青葉被告は「不遇な氷河期世代が陥りがちな「一発逆転の呪い」に絡め取られ、こつこつ努力しても報われないから、突飛な方法で成功を夢見て「小説」を書き、京アニに応募するも不採用、それを「パクられた」と妄想し、憎しみをたぎらせて凶行に及んだ」というのが本書の分析でした。
裁判では「自分は底辺の人間で、力でねじ伏せて黙らせるという「底辺の論理」で生きてきた。事件当時はこうするしかないと思ったが、こんなにたくさんの人が亡くなるとは思っておらず、やりすぎたと思っている」という、亡くなった36人にとって極めて理不尽な発言もしています。
今回の本でも、私はそんな青葉被告でも犯行直前に逡巡した十数分間に興味を覚えました。
妄想がひどくなり統合失調症と診断され、精神科の治療や訪問看護などの「社会保障・福祉」は実施されていたが、自身で拒絶(現場の看護師などは暴言を受けながらも粘り強く接触)します。
そして、犯行数日前にATMで全財産5万7000円を引き出し京都に行き、ガソリンを購入後に所持金も尽きた後、本当に犯罪を実行するべきか、「十数分間」逡巡します。
その時「自分にも良心が残っていて悩んだ」と後述しますが、それでも京アニへの筋違いな憎悪が勝り、結局犯行は実行されてしまいます。最後の分かれ道も最悪な選択になってしまうわけです。
青葉被告は以前別の事件で逮捕された時に「お金がない。友だちもいない。人生どうでもいい。生きていても意味ない」と供述しているそうです。
そこまで追い詰められても「自責思考」の人は、犯罪ではなく最悪の結果として「自殺」を選んでしまうのでしょう。
しかし、青葉被告のような「他責思考」の更にごく一部の人が、今回のような「無差別殺人」を起こしてしまうということなのでしょうか・・・
日本の社会保障が目指している「社会の連帯維持」の為、青葉被告に関わった福祉の現場の方は、それぞれ努力されていたことが、この本でも確認されています。

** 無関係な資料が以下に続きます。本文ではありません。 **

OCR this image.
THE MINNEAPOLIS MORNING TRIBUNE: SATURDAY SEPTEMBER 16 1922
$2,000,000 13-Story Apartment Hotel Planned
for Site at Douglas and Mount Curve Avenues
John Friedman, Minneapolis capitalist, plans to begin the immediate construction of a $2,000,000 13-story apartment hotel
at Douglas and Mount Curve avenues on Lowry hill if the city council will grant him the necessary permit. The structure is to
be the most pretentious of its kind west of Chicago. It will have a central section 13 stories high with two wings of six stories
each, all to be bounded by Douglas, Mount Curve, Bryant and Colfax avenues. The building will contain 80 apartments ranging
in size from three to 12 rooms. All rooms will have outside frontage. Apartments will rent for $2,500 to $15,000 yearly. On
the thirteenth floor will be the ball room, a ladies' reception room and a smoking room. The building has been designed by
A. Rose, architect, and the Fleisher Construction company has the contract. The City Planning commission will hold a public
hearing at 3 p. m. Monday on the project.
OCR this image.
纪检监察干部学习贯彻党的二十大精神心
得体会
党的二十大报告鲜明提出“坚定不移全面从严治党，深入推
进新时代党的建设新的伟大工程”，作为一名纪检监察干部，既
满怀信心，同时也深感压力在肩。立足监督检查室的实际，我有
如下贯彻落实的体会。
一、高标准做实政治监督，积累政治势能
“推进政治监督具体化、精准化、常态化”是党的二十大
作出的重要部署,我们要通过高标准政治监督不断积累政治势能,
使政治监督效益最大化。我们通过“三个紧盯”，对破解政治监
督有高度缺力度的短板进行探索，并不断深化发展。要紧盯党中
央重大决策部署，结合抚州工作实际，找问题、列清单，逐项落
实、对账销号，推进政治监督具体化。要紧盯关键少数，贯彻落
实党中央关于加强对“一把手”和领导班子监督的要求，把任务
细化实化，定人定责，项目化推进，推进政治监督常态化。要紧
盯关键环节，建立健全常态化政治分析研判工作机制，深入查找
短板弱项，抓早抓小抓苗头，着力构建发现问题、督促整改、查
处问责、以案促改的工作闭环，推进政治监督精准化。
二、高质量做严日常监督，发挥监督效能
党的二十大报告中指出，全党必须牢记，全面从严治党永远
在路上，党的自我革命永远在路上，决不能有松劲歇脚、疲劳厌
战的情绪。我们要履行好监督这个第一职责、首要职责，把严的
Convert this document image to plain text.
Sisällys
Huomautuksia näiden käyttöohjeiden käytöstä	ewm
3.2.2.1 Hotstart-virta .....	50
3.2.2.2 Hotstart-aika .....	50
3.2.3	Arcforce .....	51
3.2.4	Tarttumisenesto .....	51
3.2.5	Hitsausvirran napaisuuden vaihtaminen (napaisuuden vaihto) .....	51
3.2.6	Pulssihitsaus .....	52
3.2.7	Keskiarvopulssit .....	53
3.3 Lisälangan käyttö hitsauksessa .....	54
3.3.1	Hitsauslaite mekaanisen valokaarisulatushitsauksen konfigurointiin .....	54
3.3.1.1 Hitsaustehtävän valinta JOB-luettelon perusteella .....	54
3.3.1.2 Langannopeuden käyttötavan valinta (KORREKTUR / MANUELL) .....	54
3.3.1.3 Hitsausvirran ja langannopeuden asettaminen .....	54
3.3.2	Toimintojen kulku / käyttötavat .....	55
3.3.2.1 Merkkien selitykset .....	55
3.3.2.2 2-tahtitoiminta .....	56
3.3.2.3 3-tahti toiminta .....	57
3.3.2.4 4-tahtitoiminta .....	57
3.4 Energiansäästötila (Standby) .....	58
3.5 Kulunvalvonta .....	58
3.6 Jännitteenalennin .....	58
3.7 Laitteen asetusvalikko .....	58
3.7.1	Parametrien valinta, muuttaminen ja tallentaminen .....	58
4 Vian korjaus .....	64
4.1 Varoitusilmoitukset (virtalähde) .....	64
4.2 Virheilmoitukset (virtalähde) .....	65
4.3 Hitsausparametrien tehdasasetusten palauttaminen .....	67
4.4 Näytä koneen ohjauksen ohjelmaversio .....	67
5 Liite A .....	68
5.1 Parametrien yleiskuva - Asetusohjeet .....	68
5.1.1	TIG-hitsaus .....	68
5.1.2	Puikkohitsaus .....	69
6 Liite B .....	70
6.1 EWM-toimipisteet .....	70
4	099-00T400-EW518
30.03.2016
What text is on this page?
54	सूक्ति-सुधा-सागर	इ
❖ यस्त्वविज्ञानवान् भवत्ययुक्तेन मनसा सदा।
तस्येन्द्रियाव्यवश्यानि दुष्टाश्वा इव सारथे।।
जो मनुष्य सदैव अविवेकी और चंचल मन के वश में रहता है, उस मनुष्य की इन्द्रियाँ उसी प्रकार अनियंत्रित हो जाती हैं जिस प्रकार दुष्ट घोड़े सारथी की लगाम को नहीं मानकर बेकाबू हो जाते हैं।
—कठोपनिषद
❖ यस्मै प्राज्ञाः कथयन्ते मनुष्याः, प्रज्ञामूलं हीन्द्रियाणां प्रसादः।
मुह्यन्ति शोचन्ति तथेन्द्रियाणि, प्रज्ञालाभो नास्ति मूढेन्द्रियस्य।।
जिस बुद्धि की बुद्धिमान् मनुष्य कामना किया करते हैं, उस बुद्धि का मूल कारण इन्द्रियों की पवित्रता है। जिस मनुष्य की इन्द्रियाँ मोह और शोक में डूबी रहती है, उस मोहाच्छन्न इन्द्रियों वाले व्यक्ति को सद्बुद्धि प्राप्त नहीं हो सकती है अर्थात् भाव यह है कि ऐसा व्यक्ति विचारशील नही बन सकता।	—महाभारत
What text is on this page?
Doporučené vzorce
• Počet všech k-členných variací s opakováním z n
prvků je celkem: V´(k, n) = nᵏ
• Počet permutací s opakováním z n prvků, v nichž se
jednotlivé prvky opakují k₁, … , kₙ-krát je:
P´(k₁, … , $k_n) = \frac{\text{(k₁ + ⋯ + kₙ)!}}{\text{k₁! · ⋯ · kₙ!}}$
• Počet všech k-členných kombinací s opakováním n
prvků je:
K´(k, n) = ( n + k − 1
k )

一方、事件で重度の全身やけどになった青葉被告を救命し、長い時間本人と直接関わった医師の上田敬博氏は「彼は稚拙なんですよ」とコメントしたそうです。
そんな個人が起こした事件で、あまりに多くの人命が奪われ、遺族や関係者がきわめて深い苦しみを背負う理不尽さは、司法の「極刑」という判断だけでは解決できないでしょう。